A partir de la década de 1970 —desde que Nixon devaluó el dólar y lo declaró inconvertible en oro el año de 1971, y el precio del petróleo se multiplicara por más de 15 veces (1971 – 1976), iniciándose así la primera crisis financiera y energética de posguerra, coincidiendo todo ello con el inicio de la tercera revolución industrial a fines de 1970—, se detuvo progresivamente el ciclo reproductivo del Capitalismo nacional de Eurasia y surgió otro, diferente y superior, fundamentalmente especulativo y de tipo planetario.

La enorme capacidad productiva y de concentración de capital de los países desarrollados, que superaba la capacidad adquisitiva de sus propios mercados nacionales, se desbordó hacia el llamado Tercer Mundo —sobre todo hacia el demográficamente gigantesco continente asiático— en busca de tierra y mano de obra barata, y destinos de exportación.

Surgió así el segundo ciclo pendular de la economía mundial de posguerra a partir de los primeros años de 1980. Margaret Thatcher (1979) desde Inglaterra y Ronald Reagan (1981) desde los Estados Unidos lideraron el llamado mercado libre mundial, y con este la caída de todas las fronteras económicas, culturales y políticas del mundo no desarrollado y del mundo socialista. Hasta que cayó el Muro de Berlín (1989) y se institucionalizó —con el Consenso de Washington— el desarrollo del Capitalismo Global por mercado libre, inversión extranjera y plataformas de exportación en todos los rincones del planeta. Después de 20 años, alrededor del 2010, la economía mundial ingresó a una crisis terminal sin parangón.

El ciclo globalista del gran capital, al ingresar a la parte final de la década de 2010, llegaba a su fin. Esto lo demuestran las crisis financieras, energéticas y alimentarias monumentales, la impotencia de la revolución técnico-científica y la obsolescencia de las Ciencias Sociales en general. Después de este ciclo, ha comenzado nuevamente un tercer ciclo pendular de reconstrucción nacional de la economía mundial ─que la pandemia del covid-19 pone en evidencia total─ pero en circunstancias globales totalmente diferentes, y sin teorías científicas completas a las cuales recurrir.

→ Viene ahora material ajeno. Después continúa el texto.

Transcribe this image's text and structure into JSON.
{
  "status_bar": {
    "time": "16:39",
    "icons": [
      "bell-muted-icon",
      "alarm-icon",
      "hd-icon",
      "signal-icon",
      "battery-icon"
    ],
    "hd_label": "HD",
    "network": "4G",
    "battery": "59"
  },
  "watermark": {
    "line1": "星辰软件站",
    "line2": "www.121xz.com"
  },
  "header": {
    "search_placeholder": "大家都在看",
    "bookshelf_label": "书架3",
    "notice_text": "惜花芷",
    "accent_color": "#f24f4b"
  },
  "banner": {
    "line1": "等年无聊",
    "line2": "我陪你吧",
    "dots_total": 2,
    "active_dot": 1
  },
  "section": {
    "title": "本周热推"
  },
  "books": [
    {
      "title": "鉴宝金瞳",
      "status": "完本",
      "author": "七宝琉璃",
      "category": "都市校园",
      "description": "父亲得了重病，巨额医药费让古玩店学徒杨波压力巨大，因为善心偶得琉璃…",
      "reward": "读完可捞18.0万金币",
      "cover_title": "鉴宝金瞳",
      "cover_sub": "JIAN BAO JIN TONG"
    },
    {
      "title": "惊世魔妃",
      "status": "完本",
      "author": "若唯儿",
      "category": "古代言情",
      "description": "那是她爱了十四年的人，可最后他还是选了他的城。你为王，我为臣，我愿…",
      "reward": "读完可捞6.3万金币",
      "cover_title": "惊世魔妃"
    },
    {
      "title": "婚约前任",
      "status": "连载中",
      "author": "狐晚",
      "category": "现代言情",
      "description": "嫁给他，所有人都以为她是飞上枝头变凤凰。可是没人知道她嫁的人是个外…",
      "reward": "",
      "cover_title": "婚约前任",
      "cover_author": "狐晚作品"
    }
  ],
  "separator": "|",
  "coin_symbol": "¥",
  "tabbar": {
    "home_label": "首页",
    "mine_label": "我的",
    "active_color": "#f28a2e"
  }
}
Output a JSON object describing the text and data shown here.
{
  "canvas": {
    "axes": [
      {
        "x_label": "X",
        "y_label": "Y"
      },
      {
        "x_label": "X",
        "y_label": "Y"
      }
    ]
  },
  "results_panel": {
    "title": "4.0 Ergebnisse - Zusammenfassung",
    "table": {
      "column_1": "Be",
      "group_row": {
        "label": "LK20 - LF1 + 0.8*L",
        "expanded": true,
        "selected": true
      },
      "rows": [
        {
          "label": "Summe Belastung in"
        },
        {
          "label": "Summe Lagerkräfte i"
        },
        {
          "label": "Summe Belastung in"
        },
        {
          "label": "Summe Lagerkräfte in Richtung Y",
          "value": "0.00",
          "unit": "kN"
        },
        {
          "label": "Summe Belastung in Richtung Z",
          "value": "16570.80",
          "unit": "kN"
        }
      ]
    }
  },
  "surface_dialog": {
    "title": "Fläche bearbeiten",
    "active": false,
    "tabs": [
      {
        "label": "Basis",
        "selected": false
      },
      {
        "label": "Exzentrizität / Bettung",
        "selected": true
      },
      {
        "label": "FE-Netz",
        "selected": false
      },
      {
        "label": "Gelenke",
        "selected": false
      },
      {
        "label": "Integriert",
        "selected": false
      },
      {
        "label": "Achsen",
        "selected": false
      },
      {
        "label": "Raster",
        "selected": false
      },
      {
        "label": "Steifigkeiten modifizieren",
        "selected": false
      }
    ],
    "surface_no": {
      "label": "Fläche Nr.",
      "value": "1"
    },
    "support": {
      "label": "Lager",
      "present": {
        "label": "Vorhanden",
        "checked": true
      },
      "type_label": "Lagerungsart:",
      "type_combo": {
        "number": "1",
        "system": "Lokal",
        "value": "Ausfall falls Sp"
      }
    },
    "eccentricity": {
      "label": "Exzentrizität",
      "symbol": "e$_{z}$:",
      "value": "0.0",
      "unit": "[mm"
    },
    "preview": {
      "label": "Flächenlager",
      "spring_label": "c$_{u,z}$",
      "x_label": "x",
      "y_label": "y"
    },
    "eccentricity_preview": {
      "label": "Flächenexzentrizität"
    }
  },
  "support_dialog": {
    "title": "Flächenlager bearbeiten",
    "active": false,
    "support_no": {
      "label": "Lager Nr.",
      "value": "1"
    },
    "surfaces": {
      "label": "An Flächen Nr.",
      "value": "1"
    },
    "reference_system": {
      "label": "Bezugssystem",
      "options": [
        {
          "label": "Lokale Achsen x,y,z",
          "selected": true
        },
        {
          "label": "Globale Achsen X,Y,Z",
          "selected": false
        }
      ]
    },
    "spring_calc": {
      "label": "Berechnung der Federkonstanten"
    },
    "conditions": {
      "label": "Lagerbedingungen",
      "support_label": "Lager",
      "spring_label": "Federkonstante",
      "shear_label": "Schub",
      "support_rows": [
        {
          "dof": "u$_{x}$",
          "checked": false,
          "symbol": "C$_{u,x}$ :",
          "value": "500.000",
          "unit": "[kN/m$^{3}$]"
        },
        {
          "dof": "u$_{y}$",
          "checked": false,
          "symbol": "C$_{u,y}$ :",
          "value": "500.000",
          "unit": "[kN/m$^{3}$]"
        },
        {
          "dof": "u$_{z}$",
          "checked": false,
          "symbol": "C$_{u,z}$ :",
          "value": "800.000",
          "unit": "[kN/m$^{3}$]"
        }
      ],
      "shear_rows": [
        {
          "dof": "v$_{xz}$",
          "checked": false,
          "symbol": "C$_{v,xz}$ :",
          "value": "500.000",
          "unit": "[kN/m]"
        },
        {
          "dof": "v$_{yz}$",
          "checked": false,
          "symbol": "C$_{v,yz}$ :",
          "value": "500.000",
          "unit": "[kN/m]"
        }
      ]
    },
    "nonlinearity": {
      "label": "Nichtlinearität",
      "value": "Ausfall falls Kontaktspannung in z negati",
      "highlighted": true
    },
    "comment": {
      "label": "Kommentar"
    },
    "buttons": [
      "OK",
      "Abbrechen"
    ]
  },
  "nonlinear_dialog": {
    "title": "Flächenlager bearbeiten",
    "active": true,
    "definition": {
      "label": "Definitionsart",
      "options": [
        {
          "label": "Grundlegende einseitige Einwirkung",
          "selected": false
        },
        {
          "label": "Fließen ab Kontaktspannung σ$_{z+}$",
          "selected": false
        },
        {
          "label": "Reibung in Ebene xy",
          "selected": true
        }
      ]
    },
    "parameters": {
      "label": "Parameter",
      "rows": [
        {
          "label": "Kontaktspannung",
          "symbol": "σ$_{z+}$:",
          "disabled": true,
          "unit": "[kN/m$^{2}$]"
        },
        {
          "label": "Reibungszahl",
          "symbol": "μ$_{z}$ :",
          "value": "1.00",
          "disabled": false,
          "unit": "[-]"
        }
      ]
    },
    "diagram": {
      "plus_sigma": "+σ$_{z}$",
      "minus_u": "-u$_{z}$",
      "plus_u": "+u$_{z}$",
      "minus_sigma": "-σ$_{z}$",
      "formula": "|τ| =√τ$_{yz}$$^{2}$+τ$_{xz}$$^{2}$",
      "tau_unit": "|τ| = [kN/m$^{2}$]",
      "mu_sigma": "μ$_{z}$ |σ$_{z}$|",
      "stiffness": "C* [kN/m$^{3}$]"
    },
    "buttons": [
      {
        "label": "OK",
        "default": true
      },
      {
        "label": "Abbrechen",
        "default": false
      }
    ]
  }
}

Al finalizar la década de 1990 e iniciarse los años 2000, los líderes y organismos más clarividentes de la sociedad descubrieron que las décadas comprendidas entre los años 1950 y 2000 corresponderían a una gran línea divisoria entre los periodos imperialista y globalista de la sociedad capitalista, la cual habría evolucionado no solo como una divisoria histórica occidental —al igual que en todo el segundo milenio (s. XI – s. XX)—, sino como una primera gran metamorfosis de toda la sociedad mundial, la misma que habría dado nacimiento al Sistema Capitalista global que hoy vivimos.

Los países atrasados de América Latina como el Perú —que no desarrollaron por sí mismos formas económicas y sociales de tipo capitalista, sino desde y para el extranjero, en coexistencia con formas de producción feudales y comunales— comenzaron de pronto, entre los años de 1980 y 2000, una gran reestructuración sistémica como nunca antes desde la conquista española. Sus modalidades económico-sociales de tipo precapitalista se extinguieron o debilitaron en gran parte, sin que se constituya una economía moderna en su lugar, sino más bien un Capitalismo urbano tardío sobre la base del subempleo de gran parte de la PEA nacional.

“El ciclo globalista del gran capital, al ingresar a la parte final de la década de 2010, llegaba a su fin. Después de este ciclo, ha comenzado nuevamente un tercer ciclo pendular de reconstrucción nacional de la economía mundial”

La segunda parte del tercer periodo de la Sociedad Contemporánea (2000-2050) se caracterizaría por la crisis general y la reforma radical del Sistema Capitalista global, la reconstrucción de las economías nacionales de dinámica interna, la reorganización sectorial de la sociedad civil (educación, salud, trabajo, residencia, seguridad, vida comunitaria …) y la reestructuración del Estado al servicio de tales cambios renacentistas. Algunos países desarrollados liderarán estos procesos nacionalistas, o parte de ellos, con sus propios matices; mientras que otros ─por lo general subdesarrollados─, al no hacerlo, se rezagarían aún más. En tal sentido, durante los años 2020-2050 se reconfigurará el mapa mundial del desarrollo y el subdesarrollo nacionales. Todo ello sería un proceso de transformación y desarrollo nacionalista endógeno que, nuevamente, después de unas tres décadas más, entraría en crisis; lo que a su vez impulsaría un nuevo tipo de globalización que, finalmente, ocasionaría el surgimiento de una Sociedad Poscapitalista mundial basada en el capital saber y el trabajo técnico científico: la Tecnocracia.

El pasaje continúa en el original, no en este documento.